Ammonia has also been considered as a fuel source for shipping. Similar to hydrogen, ammonia can be used in either an internal combustion engine or in a fuel cell to drive an electric motor. However, ammonia has a higher energy density than hydrogen and can more easily be stored and transported in liquid form due to its higher boiling point. This has advantages compared to hydrogen for shipping, where range is a significant concern. In addition, ammonia is already used as a fertilizer worldwide. This means that infrastructure for storing and transporting ammonia already exists in many ports around the world.

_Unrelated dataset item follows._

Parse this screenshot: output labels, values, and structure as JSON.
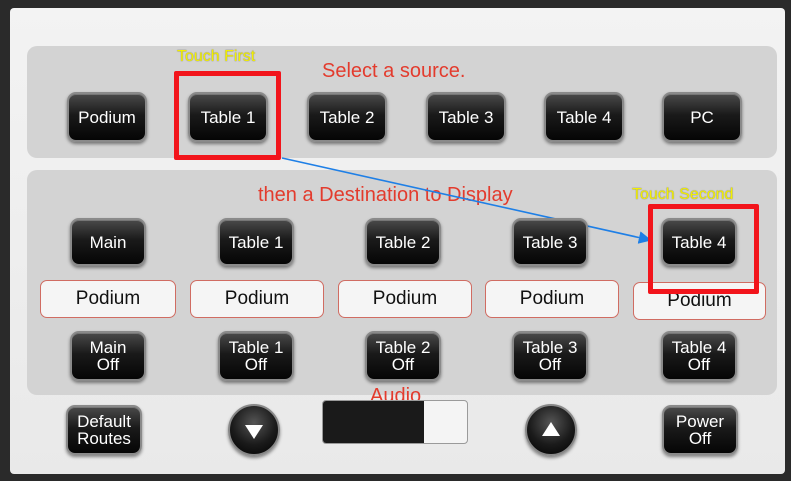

Despite these advantages, ammonia-fuelled shipping will only produce carbon reductions if the ammonia itself is generated using renewable energy, just as for other alternative fuels. The vast majority of ammonia is currently produced from natural gas using the highly energy-intensive Haber process, and so changes to the supply chain will be needed as well for decarbonisation.
The international nature of much global shipping creates additional difficulties with decarbonisation. Many novel shipping technologies such as alternative fuels require new infrastructure such as electric charging points or depots to store alternative fuels. It is no use leaving your home port on a hydrogen-powered ship if there is not guaranteed to be hydrogen for refuelling at your destination port.
To facilitate uptake of cleaner maritime technologies, a number of countries have started initiatives to form so-called “green corridors”. These are specific shipping routes along which the countries commit to promote the implementation of the supporting infrastructure for low-carbon shipping technologies. At COP26 in November 2021, 24 countries signed the Clydebank declaration committing to establishing green corridors between their ports.
Shipping is an important sector that still has a long way to go in terms of decarbonisation. An additional difficulty is that many ships are registered in small jurisdictions with relatively little regulation. This may make it more difficult to promote uptake of green technologies. Encouragingly, the International Maritime Organisation, a branch of the UN whose members include most countries in the world, recently agreed unanimously to achieve net zero shipping by or around 2050.
The exact pathway to this goal remains unclear, but nonetheless the agreement represents an important step. Research and development in the sector are only likely to accelerate in the coming years as efforts to decarbonise the world economy intensify.